Scheidel’s problem, as a good left-leaning academic, is that he seems to have trouble getting his head round the fact that growing inequality might actually be a good thing if it means that poor people are doing better. If, in order for the poor to be twice as well off, the rich have to be three times as well off, can that be a bad thing? Scheidel’s related problem is his difficulty in acknowledging that modern capitalist wealth is quite different from the wealth of previous times, although he does coyly admit that “The experience of life at the receiving end of inequal­ity is in many ways very different from what it used to be.” You bet! “Poor people” regularly now have goods and amenities — cars, electricity, running water, refrigeration, telephones, flush toilets — that were unknown to the richest people of the 19th century.

Scheidel’s claim that “[T]he creation of large fortunes frequently owes much to political influence and predatory behaviour” might still be true in Russia, China and Latin America, but it’s not that prevalent in the West, despite people such as the Clintons, Al Gore or Elon Musk. If you want to see somebody who got really rich the old fashioned way, Vladimir Putin is your man.

No group has done more to raise the U.S. Gini than Jeff Bezos, Bill Gates, Mark Zuckerberg and their fellow multi billionaires, but would the world be a better place if they had never been born? What they are guilty of is not taking too much but creating too much. 

One typical sign of Scheidel’s unwillingness to acknowledge the essentially different nature of modern wealth is his reluctance to use the word “earned.” Instead he treats wealth as some kind of collectivist “pie” that is disproportionately “absorbed” or “received” or “captured” or “pocketed” by the rich. 

Another of Scheidel’s problems is that he is not an economist (although there are certainly Nobel economists who wail about inequality). He suggests that minimum wages and higher levels of union membership are effective in reducing inequality. In fact, minimum wages hurt the poorest while unionization achieves higher wages only at the expense of the non-unionized workers.

Scheidel, again following the left-liberal playbook, suggests that we might ignore the actual improving situation of the poorest people in society and instead concentrate on alleged “public attitudes” towards inequality. That is, if people feel more envious and entitled, they are really no better off, no matter how many mod cons they have. But it seems that envy and resentment lives mainly in the mind of left-wing intellectuals.

Donald Trump, as the glitziest of the super rich, obviously wasn’t elected by people too concerned about the left’s obsession with inequality. Still, Kim Jung-Un is a potential equalizing horseman. Things are already terribly equal in North Korea but Kim promises to lower the Gini measurably in South Korea and Japan.

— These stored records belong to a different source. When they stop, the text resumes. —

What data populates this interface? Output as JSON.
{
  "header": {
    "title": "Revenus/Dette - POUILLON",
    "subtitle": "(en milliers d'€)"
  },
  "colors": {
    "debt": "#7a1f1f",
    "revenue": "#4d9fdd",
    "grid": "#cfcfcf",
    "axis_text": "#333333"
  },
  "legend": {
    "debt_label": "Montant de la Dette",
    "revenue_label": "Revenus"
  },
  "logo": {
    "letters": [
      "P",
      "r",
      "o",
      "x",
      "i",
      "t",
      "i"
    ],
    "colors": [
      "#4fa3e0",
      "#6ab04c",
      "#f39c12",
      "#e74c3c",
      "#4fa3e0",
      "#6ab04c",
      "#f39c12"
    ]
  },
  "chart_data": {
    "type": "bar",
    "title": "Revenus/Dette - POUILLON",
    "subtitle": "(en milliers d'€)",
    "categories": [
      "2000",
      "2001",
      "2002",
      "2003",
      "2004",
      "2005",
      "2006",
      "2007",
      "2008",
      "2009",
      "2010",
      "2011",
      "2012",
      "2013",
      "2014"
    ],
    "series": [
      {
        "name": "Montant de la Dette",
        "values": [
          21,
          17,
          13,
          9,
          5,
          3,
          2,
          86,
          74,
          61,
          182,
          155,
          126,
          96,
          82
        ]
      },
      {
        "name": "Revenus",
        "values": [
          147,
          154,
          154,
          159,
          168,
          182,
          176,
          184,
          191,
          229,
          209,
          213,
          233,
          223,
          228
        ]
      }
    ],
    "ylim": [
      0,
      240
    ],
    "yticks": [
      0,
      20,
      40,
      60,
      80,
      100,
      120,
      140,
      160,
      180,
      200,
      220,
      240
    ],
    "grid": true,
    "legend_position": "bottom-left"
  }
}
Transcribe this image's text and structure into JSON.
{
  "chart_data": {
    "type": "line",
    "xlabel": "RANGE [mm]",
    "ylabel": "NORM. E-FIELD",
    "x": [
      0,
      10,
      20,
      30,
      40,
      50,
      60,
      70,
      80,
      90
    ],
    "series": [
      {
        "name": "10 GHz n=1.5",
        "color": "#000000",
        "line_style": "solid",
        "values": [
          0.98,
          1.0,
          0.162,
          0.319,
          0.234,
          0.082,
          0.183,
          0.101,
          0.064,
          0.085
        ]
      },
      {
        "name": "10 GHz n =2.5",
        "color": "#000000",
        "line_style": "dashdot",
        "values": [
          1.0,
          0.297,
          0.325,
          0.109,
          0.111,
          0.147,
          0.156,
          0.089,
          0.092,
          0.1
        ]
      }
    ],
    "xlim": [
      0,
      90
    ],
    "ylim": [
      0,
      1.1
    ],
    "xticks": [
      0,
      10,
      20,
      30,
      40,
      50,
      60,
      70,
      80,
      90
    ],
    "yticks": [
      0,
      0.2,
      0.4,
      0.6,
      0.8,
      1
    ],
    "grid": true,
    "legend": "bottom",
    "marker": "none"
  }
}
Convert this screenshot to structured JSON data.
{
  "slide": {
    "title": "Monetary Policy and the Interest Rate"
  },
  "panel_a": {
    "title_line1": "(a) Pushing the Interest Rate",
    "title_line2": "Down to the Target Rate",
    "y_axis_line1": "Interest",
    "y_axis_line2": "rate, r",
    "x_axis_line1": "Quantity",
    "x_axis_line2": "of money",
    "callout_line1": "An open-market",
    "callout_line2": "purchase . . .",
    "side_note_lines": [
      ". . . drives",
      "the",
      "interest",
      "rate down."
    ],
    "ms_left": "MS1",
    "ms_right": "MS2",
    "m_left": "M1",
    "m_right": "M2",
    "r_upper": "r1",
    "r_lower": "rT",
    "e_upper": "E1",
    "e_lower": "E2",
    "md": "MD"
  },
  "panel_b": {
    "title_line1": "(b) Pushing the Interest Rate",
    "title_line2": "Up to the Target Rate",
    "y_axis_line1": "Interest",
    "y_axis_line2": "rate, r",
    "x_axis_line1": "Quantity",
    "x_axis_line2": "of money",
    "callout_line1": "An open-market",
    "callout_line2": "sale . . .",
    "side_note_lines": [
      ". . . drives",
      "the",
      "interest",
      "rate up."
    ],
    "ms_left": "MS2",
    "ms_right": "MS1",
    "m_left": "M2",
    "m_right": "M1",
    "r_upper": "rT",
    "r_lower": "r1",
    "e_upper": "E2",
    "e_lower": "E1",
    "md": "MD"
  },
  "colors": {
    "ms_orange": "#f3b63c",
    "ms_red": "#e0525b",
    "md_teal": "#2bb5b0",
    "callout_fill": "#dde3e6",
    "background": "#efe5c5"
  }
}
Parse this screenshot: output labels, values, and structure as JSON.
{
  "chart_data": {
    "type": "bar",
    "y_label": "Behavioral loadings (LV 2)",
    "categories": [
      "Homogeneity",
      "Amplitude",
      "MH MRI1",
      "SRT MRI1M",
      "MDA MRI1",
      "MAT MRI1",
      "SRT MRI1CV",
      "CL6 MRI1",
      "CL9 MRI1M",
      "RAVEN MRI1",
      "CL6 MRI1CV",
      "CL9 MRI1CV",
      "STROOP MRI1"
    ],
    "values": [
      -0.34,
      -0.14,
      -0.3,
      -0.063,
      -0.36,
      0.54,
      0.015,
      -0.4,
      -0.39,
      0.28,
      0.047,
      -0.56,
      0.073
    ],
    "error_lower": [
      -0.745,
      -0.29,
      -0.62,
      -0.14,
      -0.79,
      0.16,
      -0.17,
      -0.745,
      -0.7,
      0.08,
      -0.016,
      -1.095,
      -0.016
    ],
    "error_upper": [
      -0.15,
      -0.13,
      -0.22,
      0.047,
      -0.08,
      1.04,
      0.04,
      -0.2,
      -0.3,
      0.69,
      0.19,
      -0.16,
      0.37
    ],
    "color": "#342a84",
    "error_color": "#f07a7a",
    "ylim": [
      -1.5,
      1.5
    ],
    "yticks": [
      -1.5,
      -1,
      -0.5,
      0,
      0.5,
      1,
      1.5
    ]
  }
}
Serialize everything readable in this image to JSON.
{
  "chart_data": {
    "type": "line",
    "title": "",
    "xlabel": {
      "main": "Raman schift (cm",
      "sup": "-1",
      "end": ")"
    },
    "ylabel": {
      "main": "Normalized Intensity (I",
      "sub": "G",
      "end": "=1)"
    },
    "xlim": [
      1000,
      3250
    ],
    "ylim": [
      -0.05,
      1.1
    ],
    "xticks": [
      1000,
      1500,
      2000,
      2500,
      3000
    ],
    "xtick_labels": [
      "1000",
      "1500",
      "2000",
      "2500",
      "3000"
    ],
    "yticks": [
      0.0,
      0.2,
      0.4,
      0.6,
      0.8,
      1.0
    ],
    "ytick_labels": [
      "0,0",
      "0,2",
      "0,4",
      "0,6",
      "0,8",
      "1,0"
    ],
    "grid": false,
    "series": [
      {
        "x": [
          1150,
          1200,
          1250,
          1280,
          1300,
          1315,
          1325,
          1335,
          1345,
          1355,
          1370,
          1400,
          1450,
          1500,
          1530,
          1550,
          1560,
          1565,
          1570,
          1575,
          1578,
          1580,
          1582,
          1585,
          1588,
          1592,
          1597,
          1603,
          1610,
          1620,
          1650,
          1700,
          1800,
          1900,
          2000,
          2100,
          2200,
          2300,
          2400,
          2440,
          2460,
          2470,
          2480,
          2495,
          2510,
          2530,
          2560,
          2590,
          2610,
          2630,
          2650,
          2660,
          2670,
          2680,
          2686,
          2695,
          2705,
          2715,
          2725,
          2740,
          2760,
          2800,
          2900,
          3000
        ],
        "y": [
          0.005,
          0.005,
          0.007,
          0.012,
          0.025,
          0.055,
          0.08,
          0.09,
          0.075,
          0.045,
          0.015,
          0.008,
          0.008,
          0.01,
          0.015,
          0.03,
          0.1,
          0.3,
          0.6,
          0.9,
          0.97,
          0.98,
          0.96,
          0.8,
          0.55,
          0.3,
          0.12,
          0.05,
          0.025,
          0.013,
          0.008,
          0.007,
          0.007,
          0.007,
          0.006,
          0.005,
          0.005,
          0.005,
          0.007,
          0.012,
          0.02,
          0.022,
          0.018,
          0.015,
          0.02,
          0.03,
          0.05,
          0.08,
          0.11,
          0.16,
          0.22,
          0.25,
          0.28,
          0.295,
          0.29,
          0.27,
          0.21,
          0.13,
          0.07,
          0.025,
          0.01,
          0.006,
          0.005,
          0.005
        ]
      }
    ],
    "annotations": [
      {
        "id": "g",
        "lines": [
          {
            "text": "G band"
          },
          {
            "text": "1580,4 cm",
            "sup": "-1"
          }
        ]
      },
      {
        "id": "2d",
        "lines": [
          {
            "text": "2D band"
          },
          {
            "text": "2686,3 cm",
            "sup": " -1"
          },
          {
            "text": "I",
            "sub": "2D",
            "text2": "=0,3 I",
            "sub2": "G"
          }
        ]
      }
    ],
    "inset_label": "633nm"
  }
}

Scheidel’s warning — given the hard lessons of history — to be careful what you wish for raises the deeper question of why left liberals so obsessively wish for more material equality. Perhaps the real reason is that equalization appeals above all to the political equalizers. Income and property don’t redistribute themselves. The role of Robin Hood role is eternally attractive. But the point is that Jeff Bezos isn’t the Sherriff of Nottingham.